And another year has passed; more growing, learning, experimenting, changing. Every year I think of how it seems only yesterday I held you in the NICU, only yesterday I watched you learn to walk, only yesterday I saw you climb on the school bus and head away from me to kindergarten.
But this birthday, I am also thinking of how I more often see flashes of the beautiful, amazing, thoughtful, brilliant young woman you are becoming. No doubt, you still have childhood plenty left to enjoy and truly, there is no rush. But she is there, silently waiting for you to grow in to her.
I have noted and admired, this year, your unflappable self-confidence. Your know you are a "different" kid. Your family is different, your interests are different, your outlook on life and way of thinking are different. And rather than succumb to the pressure to be the same (or at least be highly negative about being different), you have ignored the negative words and held your head high, while enjoying your "different" life. Your confidence is unassuming and the other kids are attracted by it and your differences. It isn't easy sometimes, but your positive attitude and choosing to ignore what other people share that isn't positive, is amazing.
You are striving and excelling in school. I am so proud of the hard work you are doing in maths. You have made huge advances. And I know you are still working hard and still moving forward. You are gaining knowledge at an amazing pace. Just the other day, I was amazed to see that you can use several computer programs nearly better than me! I always beam with pride at the rave reviews I get from your teachers.
I know you have had a hard time choosing your one outside activity. I can see how much you enjoy a physical challenge and I know you are tempted to quit Girl Guides and choose something else. I hope, though, that the swim lessons and in-school cross country is meeting that need because I can also see how you come home from Girl Guides glowing with excitement at what you've gotten to experience. But, like all things in life, you will choose what you will choose. And that's a good thing.
We have seen an uptick in experiments with autonomy. You were never a "dependent" child, as it were. We have phone calls with friends and sleepovers and hugs in the school yard (or not, as the case may be) to help you experiment further with where Dadam and I end and you begin. I have to admit, I am privately struggling. All these things seem grownup, teenagerish and I am not fully prepared.
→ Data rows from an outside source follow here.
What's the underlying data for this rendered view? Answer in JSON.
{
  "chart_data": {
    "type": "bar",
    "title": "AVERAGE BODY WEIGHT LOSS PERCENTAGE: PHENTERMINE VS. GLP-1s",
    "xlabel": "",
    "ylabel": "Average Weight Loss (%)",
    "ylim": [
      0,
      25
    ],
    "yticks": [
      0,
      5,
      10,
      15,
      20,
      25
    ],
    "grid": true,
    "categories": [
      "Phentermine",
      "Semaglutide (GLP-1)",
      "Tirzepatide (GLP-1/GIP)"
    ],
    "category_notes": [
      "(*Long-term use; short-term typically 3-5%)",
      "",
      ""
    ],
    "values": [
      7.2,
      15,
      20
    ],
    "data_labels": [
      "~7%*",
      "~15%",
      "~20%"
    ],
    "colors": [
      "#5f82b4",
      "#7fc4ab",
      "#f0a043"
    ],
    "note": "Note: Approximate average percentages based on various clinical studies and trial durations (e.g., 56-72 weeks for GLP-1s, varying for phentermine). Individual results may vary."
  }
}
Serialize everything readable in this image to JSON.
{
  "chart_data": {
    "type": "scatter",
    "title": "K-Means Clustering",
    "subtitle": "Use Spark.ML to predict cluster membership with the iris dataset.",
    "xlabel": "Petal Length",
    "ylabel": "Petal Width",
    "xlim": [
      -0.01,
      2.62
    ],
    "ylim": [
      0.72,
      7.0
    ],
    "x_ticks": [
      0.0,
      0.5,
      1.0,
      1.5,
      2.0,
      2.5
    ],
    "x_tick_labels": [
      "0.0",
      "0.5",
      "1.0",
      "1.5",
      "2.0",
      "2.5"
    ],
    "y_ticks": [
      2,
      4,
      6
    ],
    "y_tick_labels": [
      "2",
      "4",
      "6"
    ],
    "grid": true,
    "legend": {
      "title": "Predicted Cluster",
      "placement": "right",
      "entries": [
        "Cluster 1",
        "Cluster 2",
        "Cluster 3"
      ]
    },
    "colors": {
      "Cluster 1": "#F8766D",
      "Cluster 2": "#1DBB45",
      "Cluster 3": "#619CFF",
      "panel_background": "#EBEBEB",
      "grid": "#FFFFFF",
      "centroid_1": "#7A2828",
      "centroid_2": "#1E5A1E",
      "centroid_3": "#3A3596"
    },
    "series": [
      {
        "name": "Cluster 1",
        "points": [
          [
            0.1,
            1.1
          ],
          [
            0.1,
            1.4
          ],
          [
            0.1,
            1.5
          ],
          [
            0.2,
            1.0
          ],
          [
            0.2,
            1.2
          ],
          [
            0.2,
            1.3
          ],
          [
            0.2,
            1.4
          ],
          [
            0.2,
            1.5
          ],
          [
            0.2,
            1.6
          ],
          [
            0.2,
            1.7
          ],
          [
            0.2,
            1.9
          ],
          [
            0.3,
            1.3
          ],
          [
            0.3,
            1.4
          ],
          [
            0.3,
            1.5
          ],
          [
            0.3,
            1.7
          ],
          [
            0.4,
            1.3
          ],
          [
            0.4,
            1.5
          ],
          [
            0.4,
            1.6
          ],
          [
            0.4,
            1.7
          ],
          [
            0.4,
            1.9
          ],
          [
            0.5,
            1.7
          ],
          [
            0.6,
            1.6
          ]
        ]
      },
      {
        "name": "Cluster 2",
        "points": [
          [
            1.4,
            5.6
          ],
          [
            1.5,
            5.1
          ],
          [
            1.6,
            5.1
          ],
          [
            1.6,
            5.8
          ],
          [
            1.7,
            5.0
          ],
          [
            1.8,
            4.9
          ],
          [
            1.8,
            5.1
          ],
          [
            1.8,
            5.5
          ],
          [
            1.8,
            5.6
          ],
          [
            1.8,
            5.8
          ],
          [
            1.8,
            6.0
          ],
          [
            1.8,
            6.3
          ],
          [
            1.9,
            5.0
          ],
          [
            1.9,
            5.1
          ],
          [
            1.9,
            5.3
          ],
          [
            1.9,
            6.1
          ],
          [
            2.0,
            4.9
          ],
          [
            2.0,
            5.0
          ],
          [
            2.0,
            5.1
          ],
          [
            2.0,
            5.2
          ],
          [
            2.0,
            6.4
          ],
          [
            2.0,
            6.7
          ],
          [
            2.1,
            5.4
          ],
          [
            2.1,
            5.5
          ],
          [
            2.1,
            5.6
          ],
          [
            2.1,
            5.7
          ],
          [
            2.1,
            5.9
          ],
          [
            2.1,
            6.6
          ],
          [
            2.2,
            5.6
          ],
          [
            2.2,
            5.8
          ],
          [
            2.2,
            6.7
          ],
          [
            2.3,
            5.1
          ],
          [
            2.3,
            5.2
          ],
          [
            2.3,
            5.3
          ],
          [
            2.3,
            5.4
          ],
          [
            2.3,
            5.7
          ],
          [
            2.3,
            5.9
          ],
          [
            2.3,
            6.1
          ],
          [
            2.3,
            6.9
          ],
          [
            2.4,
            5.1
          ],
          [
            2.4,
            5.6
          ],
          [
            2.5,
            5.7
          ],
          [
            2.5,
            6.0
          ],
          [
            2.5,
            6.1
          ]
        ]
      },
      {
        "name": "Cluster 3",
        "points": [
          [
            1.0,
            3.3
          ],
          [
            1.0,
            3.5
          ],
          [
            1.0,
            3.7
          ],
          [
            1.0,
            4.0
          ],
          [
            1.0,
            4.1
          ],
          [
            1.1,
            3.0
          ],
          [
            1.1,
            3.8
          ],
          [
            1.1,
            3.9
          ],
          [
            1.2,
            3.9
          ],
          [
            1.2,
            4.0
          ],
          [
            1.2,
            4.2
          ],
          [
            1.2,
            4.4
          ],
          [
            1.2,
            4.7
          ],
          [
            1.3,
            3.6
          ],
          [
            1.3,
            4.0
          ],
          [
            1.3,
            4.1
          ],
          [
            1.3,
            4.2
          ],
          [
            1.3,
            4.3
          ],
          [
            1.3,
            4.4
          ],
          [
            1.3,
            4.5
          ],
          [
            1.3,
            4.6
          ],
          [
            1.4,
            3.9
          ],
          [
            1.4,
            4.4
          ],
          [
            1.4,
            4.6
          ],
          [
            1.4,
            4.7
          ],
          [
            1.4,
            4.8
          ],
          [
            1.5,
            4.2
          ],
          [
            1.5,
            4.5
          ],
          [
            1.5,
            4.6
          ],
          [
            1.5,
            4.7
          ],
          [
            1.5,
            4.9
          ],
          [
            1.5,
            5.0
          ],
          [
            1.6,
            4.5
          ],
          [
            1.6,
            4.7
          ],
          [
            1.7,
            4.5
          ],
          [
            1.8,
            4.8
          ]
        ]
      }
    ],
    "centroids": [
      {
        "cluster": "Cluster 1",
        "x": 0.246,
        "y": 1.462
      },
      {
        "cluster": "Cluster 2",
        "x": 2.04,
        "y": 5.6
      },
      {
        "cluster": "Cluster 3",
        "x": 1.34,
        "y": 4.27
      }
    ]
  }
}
Thankfully, as scary as it all is, the changes are slow and I am reminded to enjoy you now and remember that this is the way of life.
Another year begins, where will it take us? I don't know, but the grand experiment continues. I am sure you will take it all in with your large, beautiful brown eyes and gleefully, full of laughter and smiles, grow and amaze us all further.
I love being your Mommy and watching you grow and growing and learning with you. I love you so much, PrincessE. Happy Birthday.